Monday, June 22, 2009
Wednesday, June 17, 2009
Saturday, June 13, 2009
When reading a recent Foreign Policy article, I was reminded of the growing movement toward vegetarianism and away from meat or animal food products. I was also reminded of the nutritional falsehoods being touted in this campaign.
There are three essential lines of argument against eating meat, all of which are discussed in the linked article above.
First, meat is bad for a human's health. Second, the meat industry emits a tremendous amount of greenhouse gas (GHG) emissions, which is contributing to climate change. Third, killing animals for food is immoral in and of itself.
I disagree with the third issue philosophically. (Although the manner in which many animals are farmed is horrid.) But animal rights is a much more murky issue and I'll leave it alone for now.
The second premise is accurate; the livestock sector accounts for 18% of GHG emissions. But saying just this misses some nuance within the meat industry. Beef and pork are not equal to poultry, some fish, and other sources of protein relative to GHG emissions. According to one study (page 6), poultry and milk are three times more energy efficient (in carbon emissions) than beef and six times more than pork. Herring is seventeen times more efficient than beef. And this does not even account for methane emissions, which are 25 times more potent as a GHG. With everything factored in, the beef industry emits 13 times more GHG than the chicken sector.
Lastly, the idea that meat is bad for your health is simply not true. Again, there is a huge difference between eating a diet with a lot of beef and pork and one with a lot of poultry and fish. The main difference here is saturated fat. Beef, pork, chicken, and fish all have relatively high amounts of cholesterol. But cholesterol, by itself, is not a threat to your health. It only becomes the bad stuff that clogs arteries when a person's diet is also high in saturated or trans fat. Most cuts of beef and pork are quite high in saturated fat. Chicken, however, are composed of leaner cuts.
Furthermore, to group fish in with either of these is absurd. Any fish that is high in fat is composed of very healthful Omega-3 fatty acids, specifically docosahexaenoic acid. Far from being damaging to health, a person is more likely to have a healthy cardiovascular system by eating fish, when compared to a diet without it.
The other nutritional component here is the utility of protein. The argument from a climate perspective is that more protein is not linked to better health. Again, a falsehood. Protein, as a building block in the body, may have diminishing returns, but when compared to the common alternatives for vegetarians, then the importance of protein becomes clear.

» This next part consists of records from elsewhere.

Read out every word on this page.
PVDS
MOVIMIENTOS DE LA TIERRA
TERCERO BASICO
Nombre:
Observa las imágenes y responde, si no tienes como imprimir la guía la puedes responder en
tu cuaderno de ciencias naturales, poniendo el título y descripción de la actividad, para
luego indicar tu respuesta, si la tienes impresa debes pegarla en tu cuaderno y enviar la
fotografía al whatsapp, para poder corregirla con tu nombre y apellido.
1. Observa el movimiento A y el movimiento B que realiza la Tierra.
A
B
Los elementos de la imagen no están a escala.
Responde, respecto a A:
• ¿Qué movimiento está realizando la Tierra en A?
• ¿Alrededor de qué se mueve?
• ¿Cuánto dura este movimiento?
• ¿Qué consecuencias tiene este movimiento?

If someone is not eating protein as a source of calories, then they must be those calories from either carbohydrates or fat. Since carbohydrates are the cheapest to produce (e.g. grains, rice, sugars), this will be the most likely food choice. But these are also the foods that will raise blood sugar in high consumption. Therefore, these are the most likely to cause diabetes in people. Protein, on the other hand, has negligible effects on blood sugar. So a diet high in protein is less likely to raise blood sugar than one high in carbohydrates.
(Carbohydrates, of course, have an important role to play as well. Top among these are fiber and the many vitamins/minerals/antioxidants associated with carbohydrate foods. My point is simply that anything can be overdone.)
Rather than educating the public on the above nutritional differences, many in the climate movement generalize all meat together, using studies that also do not differentiate types of meat.
The upshot: beef and pork farming emits a lot of GHG. At the policy level, governments need to begin taxing or capping GHG emissions in order to reduce the most polluting meat sources. Furthermore, public money needs to be pumped into a solution that would make this whole issue null and void: in vitro meat. Until that happens, we all need to diversify our sources of protein, eating less of it from meat in our daily diet. Dairy, whey protein powder, soy, and poultry are some of the least energy intensive choices.
I am a strong supporter of policies and behavior that will halt climate change. That is why it bothers me when falsehoods are perpetuated by others with a common interest. Campaigns for change are a necessary part of human progress, but not if they are driven by dishonesty.